Je l'avais fait en fin de saison dernière, avec 4 ou 5 passes décisives. C'est une chose que je voudrais améliorer de manière plus régulière mais ça dépend aussi de la tournure du match. Quand on est à l'aise dans le jeu, moins en danger, on se trouve mieux et on se permet d'aller plus vers l'avant. C'est la physionomie de la rencontre, le style de l'adversaire qui conduit à ça. 

C'est votre retour à la Mosson après que le match contre Saint-Étienne a été arrêté. Avez-vous un message à l'adresse des ultras et de vos supporters en règle générale ? 

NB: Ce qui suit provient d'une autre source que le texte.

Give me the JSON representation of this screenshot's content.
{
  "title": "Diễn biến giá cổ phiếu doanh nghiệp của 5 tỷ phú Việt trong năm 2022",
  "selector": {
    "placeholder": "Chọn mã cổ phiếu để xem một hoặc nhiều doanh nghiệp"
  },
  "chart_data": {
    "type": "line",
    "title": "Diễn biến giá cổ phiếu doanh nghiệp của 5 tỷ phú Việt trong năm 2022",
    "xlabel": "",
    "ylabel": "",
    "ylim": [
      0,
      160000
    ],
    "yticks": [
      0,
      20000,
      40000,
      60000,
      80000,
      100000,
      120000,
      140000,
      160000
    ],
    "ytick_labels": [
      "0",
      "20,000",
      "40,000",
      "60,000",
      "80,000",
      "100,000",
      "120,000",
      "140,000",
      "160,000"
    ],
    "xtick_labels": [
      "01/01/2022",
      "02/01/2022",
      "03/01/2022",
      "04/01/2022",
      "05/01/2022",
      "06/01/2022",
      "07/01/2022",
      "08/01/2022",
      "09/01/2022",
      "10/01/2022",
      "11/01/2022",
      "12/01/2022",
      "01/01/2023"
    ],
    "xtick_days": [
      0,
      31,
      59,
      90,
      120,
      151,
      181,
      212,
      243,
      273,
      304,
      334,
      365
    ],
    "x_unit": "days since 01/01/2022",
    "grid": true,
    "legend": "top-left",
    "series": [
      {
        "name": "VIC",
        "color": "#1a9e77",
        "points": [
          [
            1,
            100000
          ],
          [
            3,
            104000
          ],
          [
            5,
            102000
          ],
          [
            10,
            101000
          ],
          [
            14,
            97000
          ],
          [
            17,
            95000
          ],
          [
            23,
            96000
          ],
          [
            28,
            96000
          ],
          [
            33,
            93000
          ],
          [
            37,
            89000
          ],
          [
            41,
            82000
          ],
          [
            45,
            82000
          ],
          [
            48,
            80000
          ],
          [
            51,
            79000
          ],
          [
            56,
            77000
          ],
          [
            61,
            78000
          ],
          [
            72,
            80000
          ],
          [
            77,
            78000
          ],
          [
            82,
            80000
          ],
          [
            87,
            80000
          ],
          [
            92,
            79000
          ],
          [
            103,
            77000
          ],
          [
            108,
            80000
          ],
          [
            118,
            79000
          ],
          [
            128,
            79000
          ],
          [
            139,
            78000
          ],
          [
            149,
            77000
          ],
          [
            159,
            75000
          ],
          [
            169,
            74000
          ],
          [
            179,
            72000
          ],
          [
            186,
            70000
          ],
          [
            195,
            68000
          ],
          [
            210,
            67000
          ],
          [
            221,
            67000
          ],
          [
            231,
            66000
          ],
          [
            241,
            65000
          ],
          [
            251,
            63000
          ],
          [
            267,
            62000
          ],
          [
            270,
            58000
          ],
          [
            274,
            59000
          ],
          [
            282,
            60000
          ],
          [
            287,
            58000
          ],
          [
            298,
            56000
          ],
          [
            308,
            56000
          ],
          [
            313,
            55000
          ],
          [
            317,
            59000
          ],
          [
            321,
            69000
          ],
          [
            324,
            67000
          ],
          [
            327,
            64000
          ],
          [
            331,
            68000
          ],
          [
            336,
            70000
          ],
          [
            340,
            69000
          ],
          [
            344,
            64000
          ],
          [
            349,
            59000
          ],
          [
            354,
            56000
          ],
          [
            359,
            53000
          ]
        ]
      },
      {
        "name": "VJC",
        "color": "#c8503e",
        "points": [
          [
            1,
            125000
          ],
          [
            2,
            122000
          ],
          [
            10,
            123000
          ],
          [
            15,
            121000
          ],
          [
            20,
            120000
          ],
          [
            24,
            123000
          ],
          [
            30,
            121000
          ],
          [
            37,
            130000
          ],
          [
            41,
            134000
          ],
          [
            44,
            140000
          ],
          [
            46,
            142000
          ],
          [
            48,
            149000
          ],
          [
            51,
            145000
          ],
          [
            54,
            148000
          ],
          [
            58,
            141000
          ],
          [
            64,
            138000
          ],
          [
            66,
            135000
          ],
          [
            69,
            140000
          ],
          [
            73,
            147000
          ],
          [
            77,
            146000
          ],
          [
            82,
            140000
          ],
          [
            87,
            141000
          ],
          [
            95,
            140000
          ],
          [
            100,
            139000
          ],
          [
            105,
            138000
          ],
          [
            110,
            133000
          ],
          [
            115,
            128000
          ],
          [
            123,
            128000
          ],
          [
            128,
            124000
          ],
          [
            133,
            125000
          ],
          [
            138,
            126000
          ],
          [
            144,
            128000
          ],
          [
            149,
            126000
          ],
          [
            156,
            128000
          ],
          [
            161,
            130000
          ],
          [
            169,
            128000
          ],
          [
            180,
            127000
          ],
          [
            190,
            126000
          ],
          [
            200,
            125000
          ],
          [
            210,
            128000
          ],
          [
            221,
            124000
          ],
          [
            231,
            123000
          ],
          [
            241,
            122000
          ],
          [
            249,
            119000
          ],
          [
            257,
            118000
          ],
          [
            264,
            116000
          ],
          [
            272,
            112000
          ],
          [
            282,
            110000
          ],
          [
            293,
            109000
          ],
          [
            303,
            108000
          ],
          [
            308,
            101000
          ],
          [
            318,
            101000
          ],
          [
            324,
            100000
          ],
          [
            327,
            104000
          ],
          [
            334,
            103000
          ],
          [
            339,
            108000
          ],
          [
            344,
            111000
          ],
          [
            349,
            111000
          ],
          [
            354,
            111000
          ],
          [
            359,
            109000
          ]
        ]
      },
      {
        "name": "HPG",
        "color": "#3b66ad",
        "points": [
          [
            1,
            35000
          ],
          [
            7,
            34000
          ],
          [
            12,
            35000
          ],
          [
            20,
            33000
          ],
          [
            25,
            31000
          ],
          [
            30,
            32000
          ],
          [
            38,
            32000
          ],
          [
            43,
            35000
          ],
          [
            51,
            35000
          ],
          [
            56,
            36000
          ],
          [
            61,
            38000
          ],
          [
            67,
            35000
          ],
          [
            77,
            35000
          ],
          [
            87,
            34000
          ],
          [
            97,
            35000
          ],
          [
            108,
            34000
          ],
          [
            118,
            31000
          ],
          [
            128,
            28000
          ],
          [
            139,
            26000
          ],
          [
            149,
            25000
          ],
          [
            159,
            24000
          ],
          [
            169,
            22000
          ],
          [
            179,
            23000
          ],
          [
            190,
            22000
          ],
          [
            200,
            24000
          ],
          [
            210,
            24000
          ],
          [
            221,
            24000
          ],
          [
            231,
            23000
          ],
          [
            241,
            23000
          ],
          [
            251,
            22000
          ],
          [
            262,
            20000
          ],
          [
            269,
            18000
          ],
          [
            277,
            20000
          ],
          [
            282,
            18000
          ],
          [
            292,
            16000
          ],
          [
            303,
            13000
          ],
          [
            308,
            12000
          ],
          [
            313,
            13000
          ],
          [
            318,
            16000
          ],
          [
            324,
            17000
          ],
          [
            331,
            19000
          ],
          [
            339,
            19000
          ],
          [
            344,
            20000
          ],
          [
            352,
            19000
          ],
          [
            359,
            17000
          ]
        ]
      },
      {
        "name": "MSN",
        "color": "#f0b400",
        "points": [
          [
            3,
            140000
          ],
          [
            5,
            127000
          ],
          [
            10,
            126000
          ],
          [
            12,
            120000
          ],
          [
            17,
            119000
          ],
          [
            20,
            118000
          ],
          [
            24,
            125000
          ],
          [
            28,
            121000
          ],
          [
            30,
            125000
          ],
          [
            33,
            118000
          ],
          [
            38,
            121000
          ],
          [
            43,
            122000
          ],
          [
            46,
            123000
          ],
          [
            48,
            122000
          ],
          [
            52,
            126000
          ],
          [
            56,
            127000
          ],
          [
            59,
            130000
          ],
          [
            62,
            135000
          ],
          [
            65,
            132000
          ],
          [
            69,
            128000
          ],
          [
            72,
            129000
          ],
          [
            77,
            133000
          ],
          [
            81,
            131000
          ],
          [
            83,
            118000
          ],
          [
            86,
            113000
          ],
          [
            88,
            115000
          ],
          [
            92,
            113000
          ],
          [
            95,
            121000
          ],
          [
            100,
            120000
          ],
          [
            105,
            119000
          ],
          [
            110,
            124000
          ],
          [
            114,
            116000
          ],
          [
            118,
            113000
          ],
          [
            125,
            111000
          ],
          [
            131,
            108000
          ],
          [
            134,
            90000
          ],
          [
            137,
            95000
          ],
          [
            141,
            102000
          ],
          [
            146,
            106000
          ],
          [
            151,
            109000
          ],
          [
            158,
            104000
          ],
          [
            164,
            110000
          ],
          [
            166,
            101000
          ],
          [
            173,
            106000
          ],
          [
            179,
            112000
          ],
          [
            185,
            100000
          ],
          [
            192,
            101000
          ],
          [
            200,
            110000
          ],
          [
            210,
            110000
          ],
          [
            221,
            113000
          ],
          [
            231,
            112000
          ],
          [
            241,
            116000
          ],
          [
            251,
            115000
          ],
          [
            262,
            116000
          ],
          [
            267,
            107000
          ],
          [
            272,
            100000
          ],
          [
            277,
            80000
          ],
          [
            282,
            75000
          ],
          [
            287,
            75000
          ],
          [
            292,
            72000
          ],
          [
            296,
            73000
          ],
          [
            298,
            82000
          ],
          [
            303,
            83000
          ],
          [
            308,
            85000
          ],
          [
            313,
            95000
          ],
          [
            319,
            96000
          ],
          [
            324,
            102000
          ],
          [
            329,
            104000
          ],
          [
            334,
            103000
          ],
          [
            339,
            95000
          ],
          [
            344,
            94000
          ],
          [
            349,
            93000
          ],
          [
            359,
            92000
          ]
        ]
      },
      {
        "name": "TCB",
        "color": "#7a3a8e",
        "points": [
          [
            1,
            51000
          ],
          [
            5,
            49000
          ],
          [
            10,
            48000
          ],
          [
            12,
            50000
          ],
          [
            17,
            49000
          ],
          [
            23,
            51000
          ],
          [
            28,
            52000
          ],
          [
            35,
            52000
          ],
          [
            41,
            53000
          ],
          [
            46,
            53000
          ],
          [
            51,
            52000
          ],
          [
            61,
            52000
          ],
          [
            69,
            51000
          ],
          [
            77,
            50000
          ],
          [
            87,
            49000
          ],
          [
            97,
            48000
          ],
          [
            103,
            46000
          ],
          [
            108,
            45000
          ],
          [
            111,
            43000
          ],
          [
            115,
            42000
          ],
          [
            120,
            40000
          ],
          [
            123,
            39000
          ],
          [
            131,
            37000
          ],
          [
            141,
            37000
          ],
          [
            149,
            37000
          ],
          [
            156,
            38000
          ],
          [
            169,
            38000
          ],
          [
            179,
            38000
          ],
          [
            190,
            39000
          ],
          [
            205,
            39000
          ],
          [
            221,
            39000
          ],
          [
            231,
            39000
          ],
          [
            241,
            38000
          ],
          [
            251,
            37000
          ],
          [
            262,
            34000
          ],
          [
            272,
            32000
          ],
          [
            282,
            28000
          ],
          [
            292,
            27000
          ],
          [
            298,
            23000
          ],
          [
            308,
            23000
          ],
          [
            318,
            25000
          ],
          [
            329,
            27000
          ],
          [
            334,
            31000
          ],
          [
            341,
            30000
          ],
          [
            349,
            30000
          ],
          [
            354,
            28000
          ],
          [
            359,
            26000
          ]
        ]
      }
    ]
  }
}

On les comprend dans le fond, mais sur la forme, ils n'ont pas besoin de faire ça. On aime le club, même si les supporters ne nous croient pas. Ça nous fait chier d'être dans cette situation. On aimerait être tranquillement sauvé, à la 10e place et finir la saison relâché. Je sais que c'est très compliqué de nous croire mais on a envie de se sauver, même si personne ne croit en nous. Ce n'est pas en nous insultant, en mettant le feu ou en se battant avec les CRS que ça va changer les choses. On sait que ça ne concerne pas tout le monde mais c'est dommage d'en arriver là. On a conscience des choses. C'est une saison de merde et ça pénalisera encore plus le club de faire des choses comme ça. On n'a plus le droit à l'erreur, un match nul ne nous va pas. 

Vous êtes mieux placé que quiconque pour savoir que la Paillade représente bien plus qu'un simple club de football. 

C'est une identité qu'on perd actuellement. C'est un club construit par une famille qui n'a pas lâché depuis 50 ans. C'est une mentalité différente, tout ce qui a été construit est l'oeuvre de 5 ou 6 personnes qui forment une famille. On est dégoûté de représenter l'équipe qui peut envoyer le club en Ligue 2 et le mettre en grande difficulté. On aurait aimé faire de bons matches et continué de représenter tout ça, mais tout est très compliqué. On est forcément déçu d'en être là. 

Vous êtes jeune malgré votre expérience : comment pensez-vous analyser cette saison pour la suite de votre carrière ?

J'aurais évidemment préféré éviter ça et faire une belle saison sur la dynamique des 4 ou 5 dernières années où on s'est maintenu, même avec des périodes difficiles à gérer, avec plusieurs points d'avance. Mentalement, ce n'est pas nouveau car on a eu des moments compliqués aussi mais sur une telle durée, c'est nouveau. C'est une saison à oublier mais il faut aussi en apprendre, l'analyser pour ne pas le reproduire dans le futur.